- The Washington Times - Monday, October 9, 2006

From combined dispatches

Russian state gas monopoly Gazprom yesterday shut Western oil companies out of a project to develop the world’s largest natural gas field.

In what was widely viewed as a swipe at the United States, OAO Gazprom also said it would funnel gas from the massive Shtokman field in the Barents Sea through pipelines to Europe rather than liquefy the gas and send it in tankers to feed the growing U.S. market for imported gas.

Both moves have wide economic and political repercussions, demonstrating the clout Russia’s massive state-controlled energy enterprises are willing to use to get the best prices for their products while rewarding allies and punishing opponents in political struggles.
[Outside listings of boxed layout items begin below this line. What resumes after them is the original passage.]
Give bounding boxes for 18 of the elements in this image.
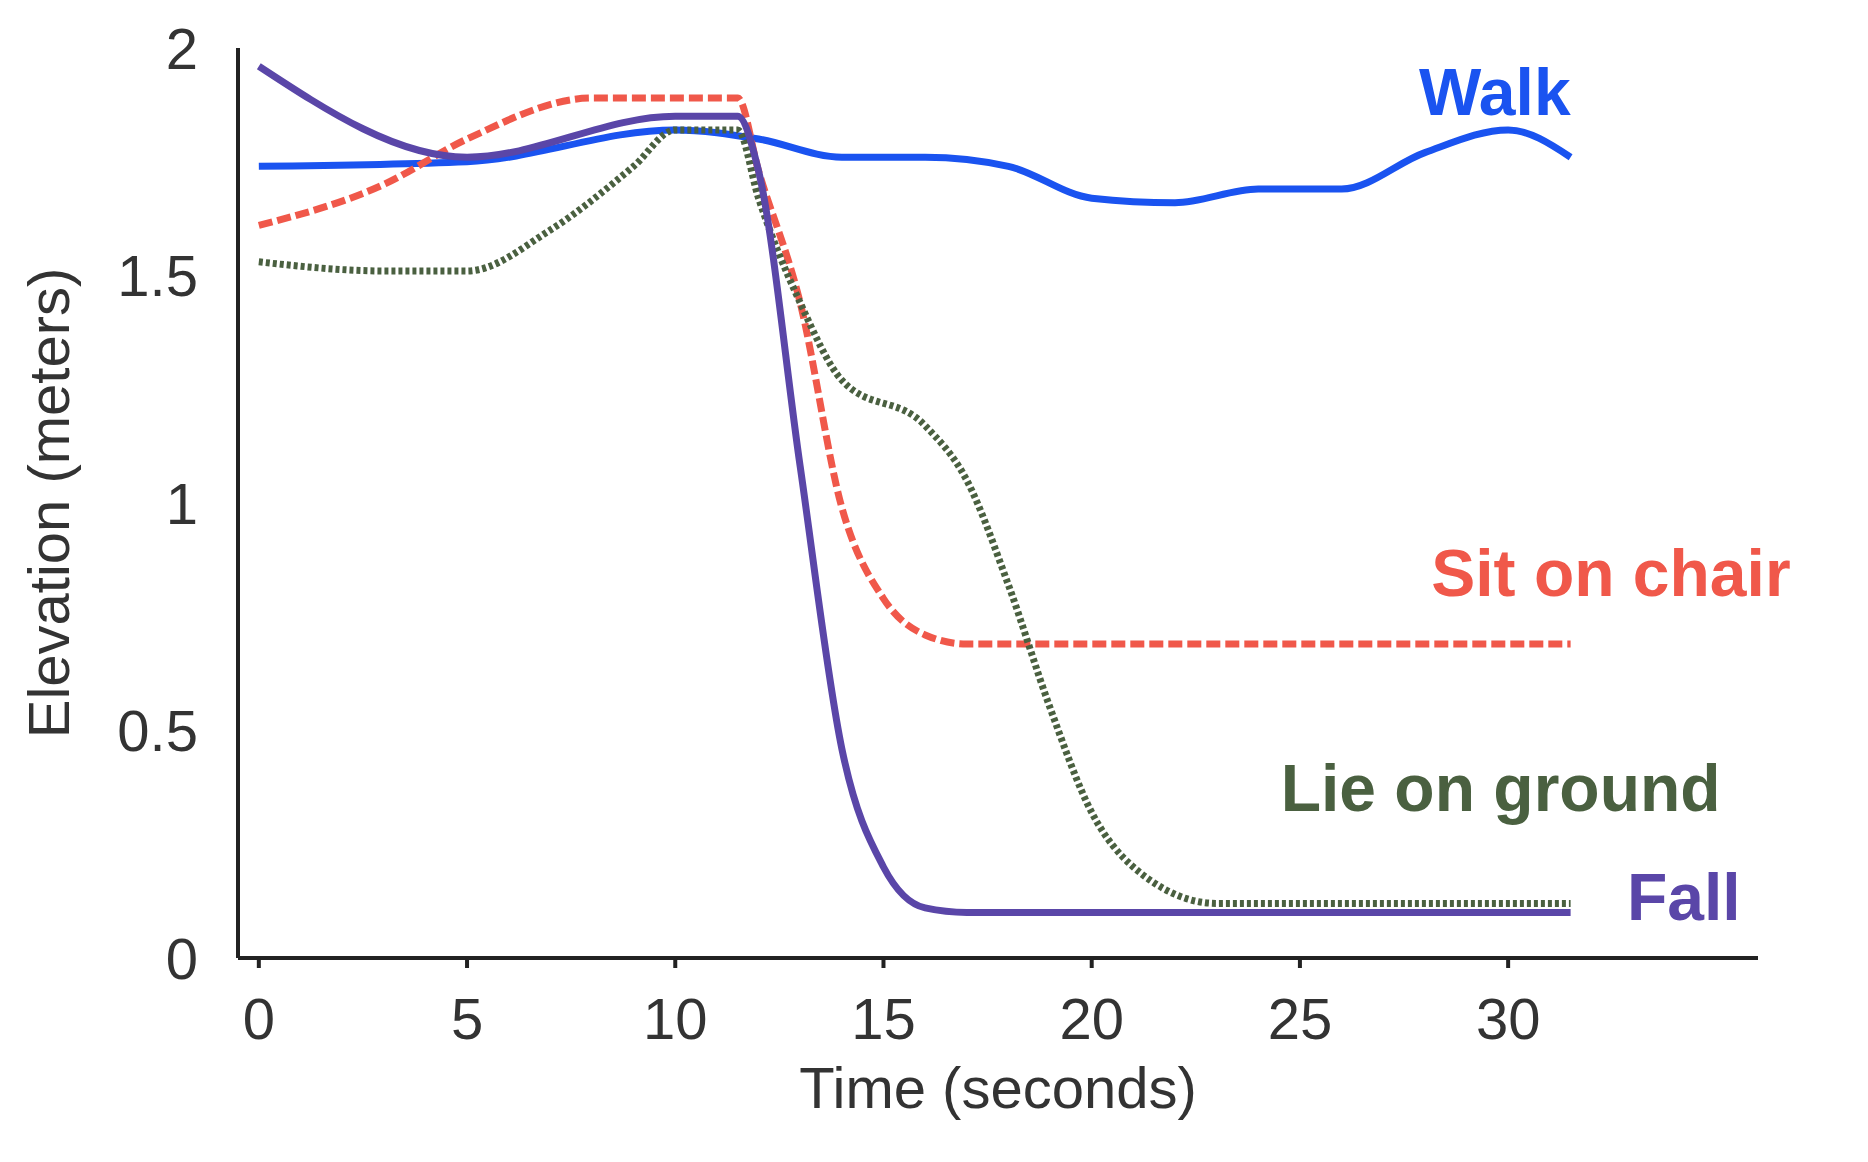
x-tick-label: 15	[851, 986, 916, 1052]
y-tick-label: 2	[165, 15, 198, 81]
x-tick-label: 0	[242, 986, 275, 1052]
y-axis-title: Elevation (meters)	[15, 267, 81, 739]
y-tick-label: 1	[165, 470, 198, 536]
series-label: Sit on chair	[1431, 536, 1791, 611]
y-tick-label: 0	[165, 925, 198, 991]
series-label: Fall	[1626, 859, 1741, 934]
x-tick-label: 5	[450, 986, 484, 1052]
series-label: Walk	[1419, 54, 1571, 129]
x-axis-title: Time (seconds)	[799, 1055, 1197, 1120]
x-tick-label: 30	[1475, 986, 1541, 1052]
y-tick-label: 1.5	[117, 243, 198, 309]
x-tick-label: 10	[643, 986, 708, 1052]
x-tick-label: 20	[1059, 986, 1124, 1052]
x-tick-label: 25	[1267, 986, 1333, 1052]
y-tick-label: 0.5	[117, 698, 198, 764]
series-label: Lie on ground	[1280, 750, 1721, 825]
The Kremlin had indirectly linked the involvement of U.S. companies ConocoPhillips and Chevron in the Shtokman project to Russia’s negotiations to join the World Trade Organization. Relations between Washington and Moscow have turned chilly, and the two have been unable to come to agreement on Russia’s WTO accession.

“Russia does not need anybody and wants to assert itself as a global energy power. They’re playing politics,” said Fadel Gheit, an energy analyst at Oppenheimer. “They know that if anything happens to supply coming from the Middle East, their gas would become very important.”

Gazprom Chairman Alexei Miller said he concluded that Western companies don’t have anything valuable enough to exchange for becoming full partners in the project.

“Foreign companies could not offer us assets that corresponded in size and quality with the reserves of the Shtokman field,” which holds 131 trillion cubic feet of natural gas reserves, he said.

Originally, Gazprom was slated to have a controlling 51 percent stake in the project while Western partners would hold the rest. Now, Mr. Miller said, the Russian monopoly will operate the field on its own and bring in foreign companies only as contractors.

Gas from the field will be used initially to fill a planned pipeline under the Baltic Sea from Russia to Germany, he said. Previously, Gazprom said the project’s focus would be to send shipments of liquefied natural gas (LNG) to the United States.

The Shtokman project, one of the biggest in decades, is expected to cost $10 billion to $20 billion. Among the Western oil companies spurned by Gazprom, in addition to the two U.S. giants, were France’s Total SA and Norway’s Statoil ASA and Norsk Hydro ASA.

Some analysts questioned whether Gazprom has the expertise needed to succeed on its own.

“Gazprom has no experience of offshore projects, it has no experience of LNG,” said analyst Kakha Kiknevalidze of the Brunswick UBS investment bank. “I think it will be very challenging. … Normally on a project like this you want to share risk exposure.”